An Islamic Conscience
Opinions – KSG Citizen, Harvard University
By Shamir Allibhai, MTS
For years, the Western world has watched atrocities committed in Islam’s name from New York to Baghdad, from Kabul to Bali, and the same perplexing questions keep getting asked: “Why can’t Muslims just accept democracy? Why do so many Muslims kill in the name of religion?” A survey of Muslims would surely yield some interesting answers – but no answer would be complete without a discourse on Muslim leadership.
An important, but often misunderstood, form of Muslim leadership is the office of the imam, often stereotyped as a hate-preaching, anti-Western cleric with a prominent beard and the Quran in-hand. While we often see religious figures (not just Muslim ones) being demonized and discredited by the media, what we often misunderstand is the scope of their influence.

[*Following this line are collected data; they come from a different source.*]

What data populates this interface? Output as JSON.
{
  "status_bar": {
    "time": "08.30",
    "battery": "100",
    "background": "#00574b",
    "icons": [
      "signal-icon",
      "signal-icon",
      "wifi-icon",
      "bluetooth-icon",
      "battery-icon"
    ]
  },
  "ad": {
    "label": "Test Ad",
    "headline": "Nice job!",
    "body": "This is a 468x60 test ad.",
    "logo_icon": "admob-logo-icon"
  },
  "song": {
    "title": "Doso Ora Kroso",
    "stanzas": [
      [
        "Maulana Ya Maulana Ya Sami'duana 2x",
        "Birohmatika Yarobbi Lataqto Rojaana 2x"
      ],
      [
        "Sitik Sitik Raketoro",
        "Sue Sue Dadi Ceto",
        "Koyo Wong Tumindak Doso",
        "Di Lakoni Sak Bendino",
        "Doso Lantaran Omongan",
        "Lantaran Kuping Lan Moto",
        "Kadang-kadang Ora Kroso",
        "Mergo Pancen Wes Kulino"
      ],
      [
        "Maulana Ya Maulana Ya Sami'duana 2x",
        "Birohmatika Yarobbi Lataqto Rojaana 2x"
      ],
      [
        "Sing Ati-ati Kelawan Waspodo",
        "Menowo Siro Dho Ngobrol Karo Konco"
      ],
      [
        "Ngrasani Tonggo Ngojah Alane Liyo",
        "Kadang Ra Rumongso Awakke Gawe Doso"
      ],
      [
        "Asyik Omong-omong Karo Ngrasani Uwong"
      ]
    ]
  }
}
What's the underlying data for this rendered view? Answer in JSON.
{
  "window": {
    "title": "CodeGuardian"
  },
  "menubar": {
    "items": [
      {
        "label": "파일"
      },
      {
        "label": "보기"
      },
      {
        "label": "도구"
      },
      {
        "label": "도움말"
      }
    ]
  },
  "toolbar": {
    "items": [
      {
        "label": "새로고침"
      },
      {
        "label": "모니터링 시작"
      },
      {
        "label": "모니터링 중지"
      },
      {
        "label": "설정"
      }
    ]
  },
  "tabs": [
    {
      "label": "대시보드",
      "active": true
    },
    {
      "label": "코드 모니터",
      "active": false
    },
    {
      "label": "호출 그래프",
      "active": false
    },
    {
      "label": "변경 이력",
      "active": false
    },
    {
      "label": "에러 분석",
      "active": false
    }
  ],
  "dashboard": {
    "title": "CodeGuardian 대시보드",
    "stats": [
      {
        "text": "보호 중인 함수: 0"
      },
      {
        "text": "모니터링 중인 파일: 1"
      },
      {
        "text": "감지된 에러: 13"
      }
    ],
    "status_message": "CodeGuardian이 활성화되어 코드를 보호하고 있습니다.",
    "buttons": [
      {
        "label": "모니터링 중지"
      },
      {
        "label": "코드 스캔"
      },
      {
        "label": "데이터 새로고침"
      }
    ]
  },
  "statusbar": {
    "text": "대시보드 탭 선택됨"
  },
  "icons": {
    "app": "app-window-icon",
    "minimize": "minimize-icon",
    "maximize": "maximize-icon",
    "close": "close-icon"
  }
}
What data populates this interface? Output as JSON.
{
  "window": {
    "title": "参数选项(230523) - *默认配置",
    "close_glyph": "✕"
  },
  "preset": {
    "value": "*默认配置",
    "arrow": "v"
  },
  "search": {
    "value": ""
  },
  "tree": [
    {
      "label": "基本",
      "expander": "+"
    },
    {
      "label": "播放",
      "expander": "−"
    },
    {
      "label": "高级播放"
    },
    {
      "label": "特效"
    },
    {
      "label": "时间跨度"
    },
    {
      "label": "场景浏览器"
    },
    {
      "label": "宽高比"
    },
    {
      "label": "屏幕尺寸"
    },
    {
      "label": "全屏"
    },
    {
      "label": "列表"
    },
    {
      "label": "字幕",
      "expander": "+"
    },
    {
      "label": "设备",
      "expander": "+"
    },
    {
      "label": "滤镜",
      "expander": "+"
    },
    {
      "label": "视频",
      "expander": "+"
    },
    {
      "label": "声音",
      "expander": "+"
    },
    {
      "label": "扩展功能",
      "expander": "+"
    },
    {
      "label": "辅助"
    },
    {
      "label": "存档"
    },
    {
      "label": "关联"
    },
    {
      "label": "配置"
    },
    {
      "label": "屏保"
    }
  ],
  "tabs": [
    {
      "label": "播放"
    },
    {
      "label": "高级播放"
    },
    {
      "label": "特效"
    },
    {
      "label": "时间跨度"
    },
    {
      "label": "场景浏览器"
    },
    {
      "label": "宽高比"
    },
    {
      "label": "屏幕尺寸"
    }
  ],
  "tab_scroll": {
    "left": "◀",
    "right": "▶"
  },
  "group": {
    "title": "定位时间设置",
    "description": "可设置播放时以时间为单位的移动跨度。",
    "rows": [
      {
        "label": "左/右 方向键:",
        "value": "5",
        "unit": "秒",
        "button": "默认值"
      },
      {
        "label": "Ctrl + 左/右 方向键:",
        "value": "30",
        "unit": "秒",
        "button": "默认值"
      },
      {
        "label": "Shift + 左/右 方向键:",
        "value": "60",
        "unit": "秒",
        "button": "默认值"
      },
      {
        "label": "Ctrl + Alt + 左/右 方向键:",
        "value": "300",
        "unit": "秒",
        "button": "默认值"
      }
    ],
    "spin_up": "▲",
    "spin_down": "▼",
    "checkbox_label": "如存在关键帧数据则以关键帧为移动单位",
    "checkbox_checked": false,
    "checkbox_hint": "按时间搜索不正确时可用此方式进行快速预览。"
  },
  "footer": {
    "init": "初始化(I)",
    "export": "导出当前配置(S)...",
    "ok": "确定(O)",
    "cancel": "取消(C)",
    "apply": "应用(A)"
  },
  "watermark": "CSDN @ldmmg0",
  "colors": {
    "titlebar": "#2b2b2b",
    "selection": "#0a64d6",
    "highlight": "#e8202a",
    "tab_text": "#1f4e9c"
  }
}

In both the Sunni and Shia traditions of Islam, the role of the imam is to interpret the faith to those who refer to him and to do all within his means to improve the quality and security, of their everyday lives. In the same way that a Christian or a Jew might refer problems and anxieties to a priest or rabbi, the Muslim confides in his imam. If a Muslim fears for his life or for the lives of his family, he will refer his fears to his imam. And the imam is obliged to instill faith, hope and courage in his followers and, at the same time, work for their protection and material progress.